Sparkling waters are a better choice than carbonated sugar-sweetened beverages when you’re in the mood for a fizzy drink. The bubbles in these drinks come from the addition of carbon dioxide. This category includes club soda (which is infused with minerals, including sodium), tonic water (with added minerals and quinine, which imparts a bitter taste), and seltzers. Seltzers are often enhanced with natural fruit flavorings, artificial flavorings, or sometimes a small amount of fruit juice. They are generally unsweetened, but always scan the label to be sure there are no added sugars.

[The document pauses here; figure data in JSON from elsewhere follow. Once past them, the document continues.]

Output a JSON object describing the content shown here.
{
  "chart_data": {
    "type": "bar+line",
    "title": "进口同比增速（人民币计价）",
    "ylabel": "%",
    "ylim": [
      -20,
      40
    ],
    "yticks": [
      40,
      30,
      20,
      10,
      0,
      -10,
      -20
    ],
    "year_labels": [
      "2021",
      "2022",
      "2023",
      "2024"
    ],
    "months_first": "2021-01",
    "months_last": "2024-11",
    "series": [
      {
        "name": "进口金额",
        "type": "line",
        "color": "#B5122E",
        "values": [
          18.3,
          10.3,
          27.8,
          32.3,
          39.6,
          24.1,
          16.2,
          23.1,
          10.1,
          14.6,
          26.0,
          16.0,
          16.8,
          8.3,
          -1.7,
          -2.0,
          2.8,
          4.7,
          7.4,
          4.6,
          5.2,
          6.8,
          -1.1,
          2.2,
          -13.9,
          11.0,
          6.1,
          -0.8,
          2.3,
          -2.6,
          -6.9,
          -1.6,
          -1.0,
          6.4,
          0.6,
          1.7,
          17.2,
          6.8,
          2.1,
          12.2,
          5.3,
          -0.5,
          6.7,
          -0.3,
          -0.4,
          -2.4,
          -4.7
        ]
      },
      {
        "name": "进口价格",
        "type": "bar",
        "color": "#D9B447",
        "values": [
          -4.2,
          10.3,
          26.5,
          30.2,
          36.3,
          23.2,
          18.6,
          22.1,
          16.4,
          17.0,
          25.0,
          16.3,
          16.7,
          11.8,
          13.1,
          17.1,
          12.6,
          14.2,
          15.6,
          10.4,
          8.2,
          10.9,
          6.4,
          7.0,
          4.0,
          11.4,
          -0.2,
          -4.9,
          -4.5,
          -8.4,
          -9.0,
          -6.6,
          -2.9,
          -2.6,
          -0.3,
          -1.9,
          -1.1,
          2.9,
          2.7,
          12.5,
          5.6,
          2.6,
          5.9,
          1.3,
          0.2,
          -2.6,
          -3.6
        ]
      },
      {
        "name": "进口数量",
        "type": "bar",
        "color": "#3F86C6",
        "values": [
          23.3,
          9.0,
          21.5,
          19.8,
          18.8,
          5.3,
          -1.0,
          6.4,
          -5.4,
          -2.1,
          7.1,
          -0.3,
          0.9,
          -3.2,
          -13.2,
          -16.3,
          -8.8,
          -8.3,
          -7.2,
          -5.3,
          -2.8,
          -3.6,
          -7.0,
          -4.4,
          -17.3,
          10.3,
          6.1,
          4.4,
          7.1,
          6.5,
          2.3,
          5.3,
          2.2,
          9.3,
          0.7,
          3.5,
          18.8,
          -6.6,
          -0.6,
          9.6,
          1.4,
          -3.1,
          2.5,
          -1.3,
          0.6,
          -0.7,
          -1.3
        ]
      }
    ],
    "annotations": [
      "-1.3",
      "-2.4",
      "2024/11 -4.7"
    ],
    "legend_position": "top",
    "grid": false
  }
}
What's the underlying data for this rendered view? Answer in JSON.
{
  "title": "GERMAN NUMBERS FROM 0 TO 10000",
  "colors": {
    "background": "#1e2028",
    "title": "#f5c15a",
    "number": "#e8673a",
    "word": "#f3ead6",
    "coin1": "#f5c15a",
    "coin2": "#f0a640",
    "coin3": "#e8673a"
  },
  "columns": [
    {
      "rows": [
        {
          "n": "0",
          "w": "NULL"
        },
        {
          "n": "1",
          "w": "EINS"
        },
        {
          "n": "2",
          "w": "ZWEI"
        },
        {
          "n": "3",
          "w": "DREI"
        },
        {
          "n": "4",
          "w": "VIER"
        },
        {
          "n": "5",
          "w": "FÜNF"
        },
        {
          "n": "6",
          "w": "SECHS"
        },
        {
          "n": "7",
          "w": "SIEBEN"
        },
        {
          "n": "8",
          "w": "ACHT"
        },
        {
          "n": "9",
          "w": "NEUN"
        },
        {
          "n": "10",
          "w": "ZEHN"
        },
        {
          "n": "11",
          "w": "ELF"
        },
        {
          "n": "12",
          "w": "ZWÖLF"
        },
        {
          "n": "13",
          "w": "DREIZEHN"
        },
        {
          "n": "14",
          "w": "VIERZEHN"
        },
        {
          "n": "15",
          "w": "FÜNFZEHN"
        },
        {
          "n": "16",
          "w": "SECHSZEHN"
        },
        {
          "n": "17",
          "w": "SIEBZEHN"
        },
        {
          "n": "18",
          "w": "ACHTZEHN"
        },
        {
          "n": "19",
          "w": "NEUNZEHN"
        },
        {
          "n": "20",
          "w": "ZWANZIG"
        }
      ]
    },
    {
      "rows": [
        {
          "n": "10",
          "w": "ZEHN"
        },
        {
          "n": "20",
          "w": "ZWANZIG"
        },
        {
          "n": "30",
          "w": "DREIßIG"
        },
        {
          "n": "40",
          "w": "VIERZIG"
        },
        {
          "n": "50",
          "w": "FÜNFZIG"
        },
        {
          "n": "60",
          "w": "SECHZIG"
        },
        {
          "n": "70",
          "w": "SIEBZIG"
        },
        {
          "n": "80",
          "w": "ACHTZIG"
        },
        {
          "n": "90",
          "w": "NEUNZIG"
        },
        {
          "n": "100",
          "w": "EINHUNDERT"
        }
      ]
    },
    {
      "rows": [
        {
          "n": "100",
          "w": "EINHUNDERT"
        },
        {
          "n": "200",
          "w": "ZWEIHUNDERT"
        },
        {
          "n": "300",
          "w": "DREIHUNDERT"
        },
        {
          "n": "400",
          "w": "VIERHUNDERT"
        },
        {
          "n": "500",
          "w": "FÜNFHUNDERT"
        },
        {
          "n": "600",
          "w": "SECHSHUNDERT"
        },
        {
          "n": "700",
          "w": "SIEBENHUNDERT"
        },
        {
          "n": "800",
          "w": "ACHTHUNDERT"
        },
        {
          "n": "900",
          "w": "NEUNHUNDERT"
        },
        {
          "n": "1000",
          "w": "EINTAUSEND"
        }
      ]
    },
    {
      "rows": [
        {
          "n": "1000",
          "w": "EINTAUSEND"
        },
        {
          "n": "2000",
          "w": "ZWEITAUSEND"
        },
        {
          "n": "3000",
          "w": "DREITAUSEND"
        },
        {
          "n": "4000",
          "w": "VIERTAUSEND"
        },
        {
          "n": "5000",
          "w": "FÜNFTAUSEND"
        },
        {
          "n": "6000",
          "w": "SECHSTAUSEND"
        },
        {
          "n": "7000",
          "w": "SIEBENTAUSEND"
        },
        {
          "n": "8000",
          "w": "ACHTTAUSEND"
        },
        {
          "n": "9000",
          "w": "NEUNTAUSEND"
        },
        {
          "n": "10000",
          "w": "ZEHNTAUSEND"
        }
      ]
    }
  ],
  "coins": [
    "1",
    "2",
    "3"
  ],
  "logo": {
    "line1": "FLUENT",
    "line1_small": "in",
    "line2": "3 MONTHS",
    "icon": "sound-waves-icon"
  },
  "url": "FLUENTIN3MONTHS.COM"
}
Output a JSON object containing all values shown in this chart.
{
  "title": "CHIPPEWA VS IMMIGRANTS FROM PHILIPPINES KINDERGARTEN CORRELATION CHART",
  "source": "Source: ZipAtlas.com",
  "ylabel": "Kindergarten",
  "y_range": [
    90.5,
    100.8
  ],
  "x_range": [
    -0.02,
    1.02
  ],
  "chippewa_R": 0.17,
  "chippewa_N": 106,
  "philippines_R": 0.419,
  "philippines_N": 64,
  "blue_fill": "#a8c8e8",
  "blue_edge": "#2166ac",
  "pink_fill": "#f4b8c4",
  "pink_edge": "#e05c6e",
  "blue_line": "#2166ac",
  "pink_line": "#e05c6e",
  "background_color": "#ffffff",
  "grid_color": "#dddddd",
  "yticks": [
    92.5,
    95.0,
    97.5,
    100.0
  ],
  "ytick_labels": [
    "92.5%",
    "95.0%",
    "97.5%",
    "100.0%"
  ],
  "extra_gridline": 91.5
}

Costs and Concerns: Bottled water is much more expensive than tap water, and the costs don’t begin at the cash register. There is a steep environmental cost to using fossil fuels to make plastic water bottles, and a reported 86 percent of them end up as garbage or litter. Research into possible health impacts of the chemicals that leach from plastic bottles into beverages is ongoing. Municipal drinking water is required to undergo more rigorous and frequent safety testing and monitoring than bottled water (although we must acknowledge notable lapses in safety, such as Flint, Michigan).
Homemade flavored water or plain seltzer with a splash of fruit juice are a great choice for a change of pace. If you do choose bottled or canned varieties, be sure to recycle the containers. All in all, filtering tap water at home and carrying a reusable water bottle is a better choice for the environment—and all that’s necessary for healthy hydration.